By Alice Garrard
My husband, Danny Holland, and I usually take a road trip to Florida in February, driving down one coast and up the other, stopping along the way. But this year we took advantage of the now-open border between the United States and Cuba and visited the intriguing Caribbean island country that lies only 90 miles south of Key West.
We were fortunate that our friend and neighbor Chuck Horton also wanted to go and that friends from Bat Cave and Lake Lure had recently returned from Cuba and shared their experiences with us (thanks to the Kellys and the Proctors). From them, we learned there are daily direct flights from Charlotte to Havana; that there is an additional 10% fee to change U.S. dollars into Cuban pesos beyond the usual 6% charge (so we bought Euros before we left home); that credit cards are not accepted, and that we could reserve a room in an Airbnb before leaving the United States. We were relieved to learn that getting the required “license,” or reason, to visit Cuba was easy (we chose journalism) and not questioned. We filled out that form at the American Airlines check-in the day we left, then got our visas at an adjacent counter, paying $100 for each visa.
More than anything, we were eager to see the old American cars in Cuba that we had heard so much about, and they were in view from the time we arrived, an immediate throw-back to the 1950s. The cars are beautifully maintained, though few parts under the hoods are original, and are painted in colors far brighter than Ford, Chevrolet, or Buick could ever have imagined. Many double as taxis that may be rented for $60 an hour to see local sights, but the real appeal is the ride itself and accompanying photo ops.
We stayed in a house in the Vedado neighborhood of Havana for $50 a night for all three of us. The house manager, a lovely woman named Cristina, lived next door and saw to our every need, including preparing a sumptuous breakfast for an additional $5 each that included fruit, fresh-squeezed juice, eggs, grilled ham and cheese sandwiches, bread and butter, and coffee. Through her, we met Oscar, who met us at the airport and was our driver and tour guide the four days we were there; his prices were far lower than those of the taxistas in Old Havana. He spoke some English – Cristina spoke very little – but I had ample opportunity throughout our stay to use my halting Spanish learned years ago.
Highlights in Havana were Old Havana with its stately buildings (some in disrepair but many restored or in the process of being restored), squares, inviting streets, shops, and cafes, and the ubiquitous vintage cars. Though we brought money belts, we never wore them because we felt so safe. Within walking distance of our lodging was the immense Christopher Columbus Cemetery, part breathtaking and part crumbling ruins, with the most beautiful angel statues I’ve ever seen. But the most fascinating place we visited was Fusterlandia, a fantastical neighborhood covered in mosaic tiles that defies description but must be seen.
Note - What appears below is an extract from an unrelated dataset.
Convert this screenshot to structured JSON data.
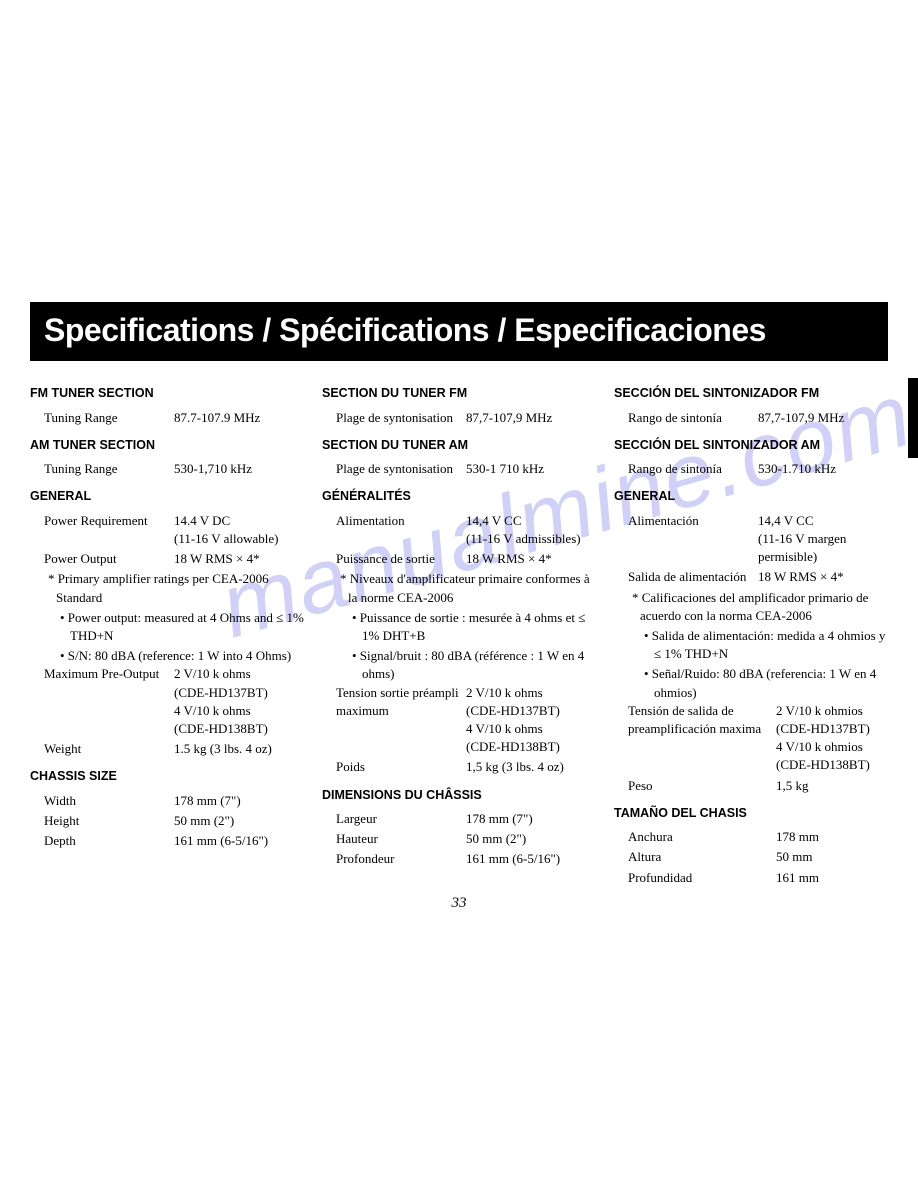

One day we took a twelve-hour day trip to the Vinales Valley and Pinar del Rio Province, at the western end of the island, where we saw tobacco fields, colorful farmhouses, Cuba’s version of Rocky Mountains, and an enormous mural on a cliff of prehistoric creatures and humans. Our tour bus carried a mini-United Nations, with travelers from all over the world. For a change of pace, we spent the last few days of our trip in the pretty colonial town of Trinidad, filled with excellent restaurants where musicians played salsa music nonstop. A wonderful Caribbean beach, Playa Ancon, was a half hour away by taxi.
In closing, some random observations: Cubans are a warm and welcoming people. They are also impressively fit; we saw no obesity. We also saw no abject poverty. Although there were posters and souvenirs with Che Guevara’s image everywhere, we saw none of Fidel Castro, whom everyone calls Fidel, except in a few photos in museums. We were told Castro had decreed that that be the case. He is not buried in the large cemetery in Havana, but in the small village where he was born. Despite the absence of Americans until recently, Cuba welcomes a multitude of tourists each year, first among them Canadians, Germans, and Spaniards. During our short visit, we met people from Japan, Greece, Turkey, Colombia (South America), the Bahamas, Sweden, England, and Latvia. The two American tour groups I saw were African American, an excellent choice, given Cuba’s African heritage.
Friends often ask if we’d return to Cuba. In a heartbeat.